A tomada de decisões baseada em machine learning tem ganhado cada vez mais espaço. A justificativa é que a técnica permite descobrir padrões complexos em dados que passariam despercebidos de outra forma, e assim as conclusões geradas tendem a gerar decisões melhor informadas. Mas quando essas decisões envolvem pessoas – como no caso de processos de seleção para universidades ou empregos, consultoria financeira, no sistema de justiça e até no aconselhamento de políticas públicas -, existe a preocupação de que os algoritmos estejam discriminando indivíduos de forma injusta. Não é que os algoritmos em si sejam capazes de introduzir vieses capazes de prejudicar um grupo de pessoas com base em determinantes sexuais, etnia, religião ou qualquer característica irrelevante, mas sim que eles estejam sendo treinados com bases de dados enviesadas, e dessa forma chegando a conclusões que não correspondem exatamente à realidade. As bases históricas usadas para treinar sistemas de recomendação usados em processos de seleção de pessoas, ainda mais por terem sido geradas no passado, podem incluir preconceitos, intencionais ou não, característicos de seu período. Se na base não existe uma pessoa com determinada característica selecionada anteriormente para determinado cargo, por exemplo, o algoritmo pode entender que aquela característica não é desejável para o cargo, e assim direcionar decisões que perpetuam a discriminação.
Curiosamente, a inteligência artificial pode ser uma aliada na resolução de seus próprios problemas. Buscando auxiliar nesse percalço, um time de pesquisadores da Universidade do Estado da Pensilvânia e da Universidade de Columbia, nos Estados Unidos, desenvolveu uma ferramenta – baseada em inteligência artificial – para detectar discriminação. A abordagem usa o conceito da causalidade para determinar situações que podem indicar tratamento injusto no processo de seleção.

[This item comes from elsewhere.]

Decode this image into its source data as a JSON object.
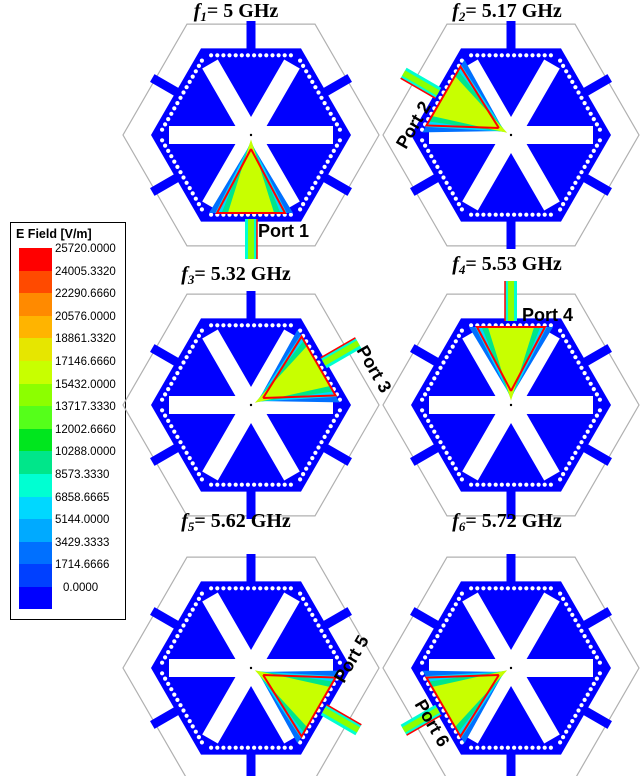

Usando técnicas de inferência contrafactuais sofisticadas, o algoritmo reformula uma frase do tipo “essa característica está relacionada a essa classe” (num sistema de classificação, por exemplo) para “essa característica causa essa classe”. Assim, é possível investigar se essa relação de causa e efeito é verdadeira ou resultado do uso de uma base de dados enviesada.
Em termos simplificados, o que o algoritmo faz é procurar instâncias que sejam similares em todos seus atributos, menos um, mas que tenham sido rotulados de forma diferente. Dado o tratamento matemático adequado, é possível concluir que aquele atributo diferente causa o rótulo que a instância recebeu, pelo menos no “universo” dos dados a que o algoritmo teve acesso. Essa relação é expressa por uma métrica desenvolvida pelo grupo. A partir daí, entra o senso crítico humano, que tem uma compreensão mais ampla do cenário para concluir situações verídicas de discriminação injusta, ou aquelas justificadas – como, por exemplo, um candidato que de fato não tenha a qualificação necessária para assumir um cargo. O trabalho dos pesquisadores foi testado em vários tipos de dados disponíveis, como a base de salários do Bureau do Censo americano, e relatórios de detenção do Departamento de Polícia da Cidade de Nova York, concordando com outros estudos baseados nos mesmos dados. Os resultados foram apresentado na The Web Conference 2019, que ocorreu entre 13 e 17 de maio, em São Francisco.
Os pesquisadores enfatizam que sua ferramenta vem pra auxiliar a mitigar os efeitos da discriminação injusta, independente de sua origem. Sem a possibilidade de quantificar esses efeitos, é difícil projetar mecanismos de prevenção, e mensurar seu sucesso. Como trabalham com bases de dados complexas, a adoção dos sistemas de recomendação baseados em machine learning pode vir a revelar fontes de discriminação até então desconhecidas, portanto se faz necessário garantir que todas as pessoas sujeitas à sua avaliação tenham um tratamento justo.